AK Parti'yle CHP arasındaki yüzde 20'lik oy farkının neden hala kapanmadığının cevabı hiçbir dönemde bugünkü kadar netleşmemişti.
Yerel seçimlerde önemli büyük şehirleri kazanmaları bile bu sonucu değiştirmedi. Çünkü siyaset mühendisliğiyle bazı aktörler değiştirilse de "kötülük üreten zihniyet" değişmedi. Hatta geleneksel CHP'lileri bile rahatsız edecek kadar vahimleşti.
Suriye'den Doğu Akdeniz'e uzanan dış politikadaki savrulmalar bir yana, CHP yönetimi en insani iç meselelerde bile bir ayrışma noktası bulup onu kanırtmayı siyaset sandı.
Bu siyaset anlayışı, korona günlerinde yaşanan hastane önerisi, ekmek dağıtımı ve yardım kampanyası girişimleriyle daha çok görülmeye başlandı. Normalde böyle bir yarışın olmaması gerekiyor ama muhalefetin adı "Yeni CHP" olunca olmaması mümkün değil.
Dün Başkan Erdoğan, Sağlık Bakanı Fahrettin Koca ve Sanayi ve Teknoloji Bakanı Mustafa Varank'la birlikte "hayalim" dediği İstanbul'daki Başakşehir Şehir Hastanesi'nin bir bölümünün açılışını yaptı. O görüntüleri mutlaka izleyin.
Türkiye'nin nasıl bir öngörüyle sağlık meselesini ele aldığını, nasıl bir altyapıya sahip olduğunu ve nasıl gelişmiş ülkelere bile yardım eder duruma geldiğini görürsünüz.
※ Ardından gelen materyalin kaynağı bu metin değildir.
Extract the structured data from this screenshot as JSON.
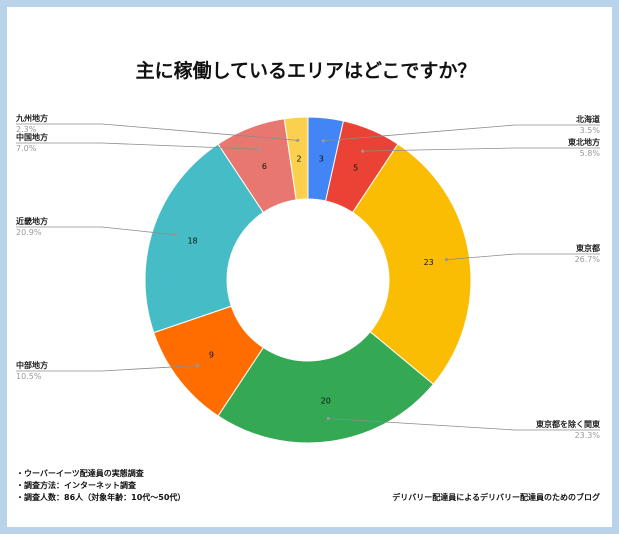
{
  "chart_data": {
    "type": "pie",
    "title": "主に稼働しているエリアはどこですか？",
    "slices": [
      {
        "label": "北海道",
        "value": 3,
        "percent": "3.5%",
        "color": "#4285f4"
      },
      {
        "label": "東北地方",
        "value": 5,
        "percent": "5.8%",
        "color": "#ea4335"
      },
      {
        "label": "東京都",
        "value": 23,
        "percent": "26.7%",
        "color": "#fbbc04"
      },
      {
        "label": "東京都を除く関東",
        "value": 20,
        "percent": "23.3%",
        "color": "#34a853"
      },
      {
        "label": "中部地方",
        "value": 9,
        "percent": "10.5%",
        "color": "#ff6d01"
      },
      {
        "label": "近畿地方",
        "value": 18,
        "percent": "20.9%",
        "color": "#46bdc6"
      },
      {
        "label": "中国地方",
        "value": 6,
        "percent": "7.0%",
        "color": "#e8776f"
      },
      {
        "label": "九州地方",
        "value": 2,
        "percent": "2.3%",
        "color": "#fcd04f"
      }
    ],
    "donut": true
  },
  "notes": [
    "・ウーバーイーツ配達員の実態調査",
    "・調査方法：インターネット調査",
    "・調査人数：86人（対象年齢：10代〜50代）"
  ],
  "credit": "デリバリー配達員によるデリバリー配達員のためのブログ",
  "colors": {
    "frame": "#b9d3ea",
    "background": "#ffffff"
  }
}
O açılışta, iki bakanlığın desteğiyle, Arçelik, Baykar, Aselsan ve Biyosis firmalarının ortaklığıyla üretilen ve gelişmiş ülkelerin bulmakta zorlandığı solunum cihazlarının devreye girmesi milyonların yüreğine su serpti.
İşin sadece küçük ama anlamlı bir boyutuydu bu. Peki, bu tabloya muhalefet partisi CHP nasıl yaklaşıyor?
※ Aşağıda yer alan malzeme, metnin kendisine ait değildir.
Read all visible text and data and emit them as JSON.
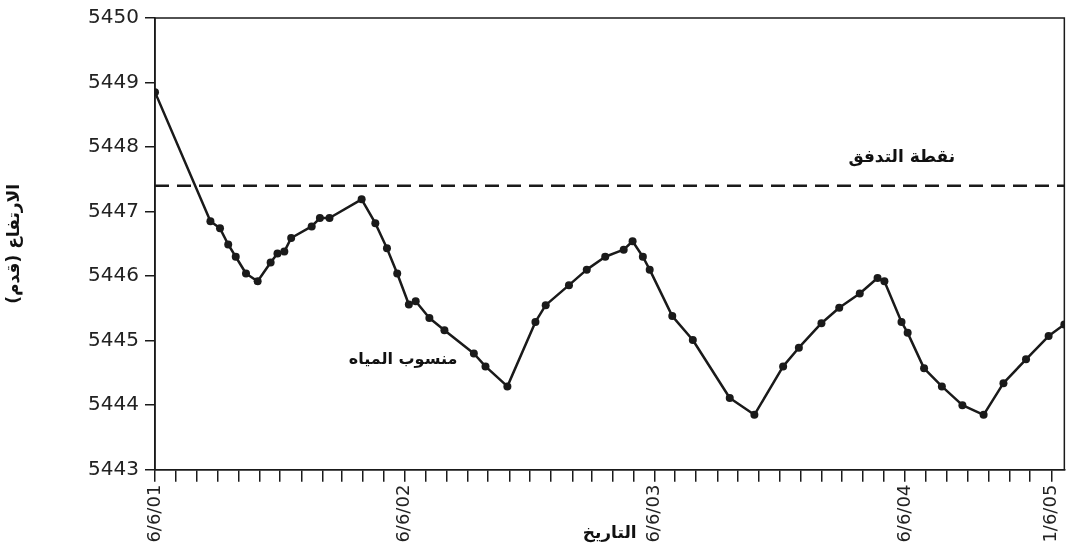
{
  "chart_data": {
    "type": "line",
    "xlabel": "التاريخ",
    "ylabel": "الارتفاع (قدم)",
    "xlim": [
      "2001-06-06",
      "2005-01-25"
    ],
    "ylim": [
      5443,
      5450
    ],
    "yticks": [
      5443,
      5444,
      5445,
      5446,
      5447,
      5448,
      5449,
      5450
    ],
    "xticks": [
      {
        "value": "2001-06-06",
        "label": "6/6/01"
      },
      {
        "value": "2001-07-06",
        "label": null
      },
      {
        "value": "2001-08-06",
        "label": null
      },
      {
        "value": "2001-09-06",
        "label": null
      },
      {
        "value": "2001-10-06",
        "label": null
      },
      {
        "value": "2001-11-06",
        "label": null
      },
      {
        "value": "2001-12-06",
        "label": null
      },
      {
        "value": "2002-01-06",
        "label": null
      },
      {
        "value": "2002-02-06",
        "label": null
      },
      {
        "value": "2002-03-06",
        "label": null
      },
      {
        "value": "2002-04-06",
        "label": null
      },
      {
        "value": "2002-05-06",
        "label": null
      },
      {
        "value": "2002-06-06",
        "label": "6/6/02"
      },
      {
        "value": "2002-07-06",
        "label": null
      },
      {
        "value": "2002-08-06",
        "label": null
      },
      {
        "value": "2002-09-06",
        "label": null
      },
      {
        "value": "2002-10-06",
        "label": null
      },
      {
        "value": "2002-11-06",
        "label": null
      },
      {
        "value": "2002-12-06",
        "label": null
      },
      {
        "value": "2003-01-06",
        "label": null
      },
      {
        "value": "2003-02-06",
        "label": null
      },
      {
        "value": "2003-03-06",
        "label": null
      },
      {
        "value": "2003-04-06",
        "label": null
      },
      {
        "value": "2003-05-06",
        "label": null
      },
      {
        "value": "2003-06-06",
        "label": "6/6/03"
      },
      {
        "value": "2003-07-06",
        "label": null
      },
      {
        "value": "2003-08-06",
        "label": null
      },
      {
        "value": "2003-09-06",
        "label": null
      },
      {
        "value": "2003-10-06",
        "label": null
      },
      {
        "value": "2003-11-06",
        "label": null
      },
      {
        "value": "2003-12-06",
        "label": null
      },
      {
        "value": "2004-01-06",
        "label": null
      },
      {
        "value": "2004-02-06",
        "label": null
      },
      {
        "value": "2004-03-06",
        "label": null
      },
      {
        "value": "2004-04-06",
        "label": null
      },
      {
        "value": "2004-05-06",
        "label": null
      },
      {
        "value": "2004-06-06",
        "label": "6/6/04"
      },
      {
        "value": "2004-07-06",
        "label": null
      },
      {
        "value": "2004-08-06",
        "label": null
      },
      {
        "value": "2004-09-06",
        "label": null
      },
      {
        "value": "2004-10-06",
        "label": null
      },
      {
        "value": "2004-11-06",
        "label": null
      },
      {
        "value": "2004-12-06",
        "label": null
      },
      {
        "value": "2005-01-06",
        "label": "1/6/05"
      }
    ],
    "grid": false,
    "legend": false,
    "marker": "circle",
    "line_style": "solid",
    "ref_lines": [
      {
        "axis": "y",
        "value": 5447.4,
        "label": "نقطة التدفق",
        "line_style": "dashed",
        "color": "#1a1a1a"
      }
    ],
    "series": [
      {
        "name": "منسوب المياه",
        "color": "#1a1a1a",
        "x": [
          "2001-06-06",
          "2001-08-26",
          "2001-09-09",
          "2001-09-21",
          "2001-10-02",
          "2001-10-17",
          "2001-11-03",
          "2001-11-22",
          "2001-12-02",
          "2001-12-12",
          "2001-12-22",
          "2002-01-21",
          "2002-02-02",
          "2002-02-16",
          "2002-04-04",
          "2002-04-24",
          "2002-05-11",
          "2002-05-26",
          "2002-06-12",
          "2002-06-22",
          "2002-07-12",
          "2002-08-03",
          "2002-09-15",
          "2002-10-02",
          "2002-11-03",
          "2002-12-14",
          "2002-12-29",
          "2003-02-01",
          "2003-02-27",
          "2003-03-26",
          "2003-04-22",
          "2003-05-05",
          "2003-05-20",
          "2003-05-30",
          "2003-07-02",
          "2003-08-01",
          "2003-09-24",
          "2003-10-30",
          "2003-12-11",
          "2004-01-03",
          "2004-02-05",
          "2004-03-02",
          "2004-04-01",
          "2004-04-27",
          "2004-05-07",
          "2004-06-01",
          "2004-06-10",
          "2004-07-04",
          "2004-07-30",
          "2004-08-29",
          "2004-09-29",
          "2004-10-28",
          "2004-11-30",
          "2005-01-02",
          "2005-01-25"
        ],
        "values": [
          5448.85,
          5446.85,
          5446.74,
          5446.49,
          5446.3,
          5446.04,
          5445.92,
          5446.21,
          5446.35,
          5446.38,
          5446.59,
          5446.77,
          5446.9,
          5446.9,
          5447.19,
          5446.82,
          5446.43,
          5446.04,
          5445.56,
          5445.61,
          5445.35,
          5445.16,
          5444.8,
          5444.6,
          5444.29,
          5445.29,
          5445.55,
          5445.86,
          5446.1,
          5446.3,
          5446.41,
          5446.54,
          5446.3,
          5446.1,
          5445.38,
          5445.01,
          5444.11,
          5443.85,
          5444.6,
          5444.89,
          5445.27,
          5445.51,
          5445.73,
          5445.97,
          5445.92,
          5445.29,
          5445.12,
          5444.57,
          5444.29,
          5444.0,
          5443.85,
          5444.34,
          5444.71,
          5445.07,
          5445.25
        ]
      }
    ]
  }
}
İşte AK Parti'yle CHP arasındaki fark tam da burada ortaya çıkıyor. CHP'ye yakın kamuoyu araştırma şirketleri bile hala CHP ile AK Parti arasındaki oy farkının yüzde 20'lerde olduğunu gösteriyor.
Bu sonuca neler yol açtığını görmek için CHP'nin izlediği negatif siyasete bakmak gerekiyor. Daha ilk günden CHP Genel Başkanı Kemal Kılıçdaroğlu şehir hastanelerine karşı çıkmış ve şöyle demişti: "Bu hastaneler işe yaramaz"
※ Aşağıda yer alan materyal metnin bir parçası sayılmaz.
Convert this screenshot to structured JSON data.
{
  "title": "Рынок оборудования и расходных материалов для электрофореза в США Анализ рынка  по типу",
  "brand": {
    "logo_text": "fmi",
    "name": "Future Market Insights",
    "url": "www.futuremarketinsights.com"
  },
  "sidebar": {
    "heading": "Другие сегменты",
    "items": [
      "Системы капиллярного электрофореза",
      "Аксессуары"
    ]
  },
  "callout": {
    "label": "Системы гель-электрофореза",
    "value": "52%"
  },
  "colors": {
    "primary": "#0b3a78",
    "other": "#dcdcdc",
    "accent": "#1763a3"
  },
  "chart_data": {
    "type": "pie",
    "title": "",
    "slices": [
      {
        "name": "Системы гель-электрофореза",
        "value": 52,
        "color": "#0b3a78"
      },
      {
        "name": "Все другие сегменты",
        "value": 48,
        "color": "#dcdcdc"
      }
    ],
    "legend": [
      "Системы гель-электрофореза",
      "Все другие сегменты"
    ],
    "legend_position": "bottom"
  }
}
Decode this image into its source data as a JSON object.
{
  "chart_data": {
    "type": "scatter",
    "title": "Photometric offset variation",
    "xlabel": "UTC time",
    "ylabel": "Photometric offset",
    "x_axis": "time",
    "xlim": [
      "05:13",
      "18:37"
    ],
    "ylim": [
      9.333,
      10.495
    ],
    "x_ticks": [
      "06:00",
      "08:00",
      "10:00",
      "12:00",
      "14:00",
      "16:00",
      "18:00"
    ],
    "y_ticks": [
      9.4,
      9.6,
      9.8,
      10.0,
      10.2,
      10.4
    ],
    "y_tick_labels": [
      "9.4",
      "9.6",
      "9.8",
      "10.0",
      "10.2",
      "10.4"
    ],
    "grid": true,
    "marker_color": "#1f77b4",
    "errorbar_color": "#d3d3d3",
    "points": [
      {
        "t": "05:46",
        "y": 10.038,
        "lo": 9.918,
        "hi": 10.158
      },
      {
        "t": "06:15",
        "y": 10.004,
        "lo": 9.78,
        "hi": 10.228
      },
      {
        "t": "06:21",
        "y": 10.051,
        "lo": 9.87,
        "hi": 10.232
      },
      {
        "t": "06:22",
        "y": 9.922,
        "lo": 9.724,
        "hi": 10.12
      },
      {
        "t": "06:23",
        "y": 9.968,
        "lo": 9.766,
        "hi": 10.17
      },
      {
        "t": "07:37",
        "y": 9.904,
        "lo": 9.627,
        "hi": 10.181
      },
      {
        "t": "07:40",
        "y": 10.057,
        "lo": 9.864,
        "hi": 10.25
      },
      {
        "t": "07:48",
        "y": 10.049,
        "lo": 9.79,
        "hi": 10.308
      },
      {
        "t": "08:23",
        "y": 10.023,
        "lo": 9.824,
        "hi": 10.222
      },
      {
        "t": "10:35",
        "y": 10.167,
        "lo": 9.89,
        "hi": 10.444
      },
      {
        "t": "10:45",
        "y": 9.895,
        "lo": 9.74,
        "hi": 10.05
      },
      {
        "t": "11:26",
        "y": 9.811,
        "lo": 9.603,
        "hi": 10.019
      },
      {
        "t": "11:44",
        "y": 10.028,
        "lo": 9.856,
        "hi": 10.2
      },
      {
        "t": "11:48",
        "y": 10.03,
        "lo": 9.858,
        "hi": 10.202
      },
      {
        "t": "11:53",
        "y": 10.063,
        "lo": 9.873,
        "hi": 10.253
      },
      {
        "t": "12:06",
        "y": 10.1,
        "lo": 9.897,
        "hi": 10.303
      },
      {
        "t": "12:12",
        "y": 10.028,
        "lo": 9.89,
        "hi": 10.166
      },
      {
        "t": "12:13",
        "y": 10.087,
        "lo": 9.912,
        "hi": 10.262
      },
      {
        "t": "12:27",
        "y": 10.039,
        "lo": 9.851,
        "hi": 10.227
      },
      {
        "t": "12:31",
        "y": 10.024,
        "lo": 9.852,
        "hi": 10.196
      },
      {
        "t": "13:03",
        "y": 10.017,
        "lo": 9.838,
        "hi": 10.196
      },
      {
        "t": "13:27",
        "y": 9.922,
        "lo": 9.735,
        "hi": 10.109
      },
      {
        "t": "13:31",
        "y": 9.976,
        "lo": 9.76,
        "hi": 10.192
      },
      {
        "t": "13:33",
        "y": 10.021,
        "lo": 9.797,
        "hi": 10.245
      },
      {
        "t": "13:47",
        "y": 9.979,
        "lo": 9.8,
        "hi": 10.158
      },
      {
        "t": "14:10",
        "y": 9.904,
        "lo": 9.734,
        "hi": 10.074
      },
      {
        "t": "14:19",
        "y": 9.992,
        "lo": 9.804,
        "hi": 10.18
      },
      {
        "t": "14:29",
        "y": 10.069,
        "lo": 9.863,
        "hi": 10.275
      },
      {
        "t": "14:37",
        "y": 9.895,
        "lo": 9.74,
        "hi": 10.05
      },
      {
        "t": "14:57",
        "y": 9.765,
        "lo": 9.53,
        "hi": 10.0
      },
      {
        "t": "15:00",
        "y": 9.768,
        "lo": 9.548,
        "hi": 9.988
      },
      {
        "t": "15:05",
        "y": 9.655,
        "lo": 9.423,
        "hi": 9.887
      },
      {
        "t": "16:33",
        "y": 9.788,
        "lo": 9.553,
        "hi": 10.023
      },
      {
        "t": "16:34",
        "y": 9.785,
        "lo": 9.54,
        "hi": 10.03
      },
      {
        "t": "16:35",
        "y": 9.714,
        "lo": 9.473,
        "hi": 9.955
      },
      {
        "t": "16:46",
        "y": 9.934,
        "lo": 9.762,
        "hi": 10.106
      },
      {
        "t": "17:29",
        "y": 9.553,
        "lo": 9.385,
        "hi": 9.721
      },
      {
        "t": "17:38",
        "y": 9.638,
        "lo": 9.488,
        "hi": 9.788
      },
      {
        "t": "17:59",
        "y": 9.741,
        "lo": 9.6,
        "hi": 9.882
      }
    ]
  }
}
Bu yaklaşım, dünyanın en modern şehir hastanelerine karşı olarak da fuar alanında alelacele ve hiçbir sağlık standardı olmayan sahra hastaneleri önerisi getiriyordu. Hadi Kılıçdaroğlu eski kuşak siyasetçi ve bir türlü değişmiyordu. Peki, "yeni nesil siyasetçi" İBB Başkanı Ekrem İmamoğlu ne yaptı?
O da farklı değildi. Dün açılışı yapılan Başakşehir Şehir Hastanesi'nin yollarını yapmamak için direndi ama foyası çabuk ortaya çıktı. Çünkü aynı tarihlerde 200 milyon TL'lik asfalt ihalesi yaptığı gibi, önceki gün çok daha vahim bir gerçek ortaya çıktı.
Meğer İmamoğlu, İstanbul'da bir günde 500 bin ton, pardon sonradan düzeltti 5 bin ton asfalt döktüğünü açıkladı. Hani Büyükşehir'in parası yoktu?
Bu negatif tabloyu, Kılıçdaroğlu'nun alternatif diye sunduğu Adana Belediye Başkanı Zeydan Karalar'ın "Sahra Hastanesi" görüntüsü tamamladı. Şimdi panellerden oluşan CHP hastanesinin o görüntüleriyle Başakşehir Şehir Hastanesi'nin modern görüntülerini yan yana koyup kıyaslayın. Bu AK Parti'yle CHP arasında hiç kapanmayan siyasi farkın da görüntüsüdür.
Aynı ölçüsüzlüğü yardım toplama ve ekmek meselesinde de görüyoruz. CHP yönetimi böyle ucube bir siyaset üreterek sadece "güven" kaybetmiyor, aynı zamanda yerel yönetimlerde kendisine verilen şansı da heba ediyor.
Hiç konuşmasalar daha şanslı olurlar.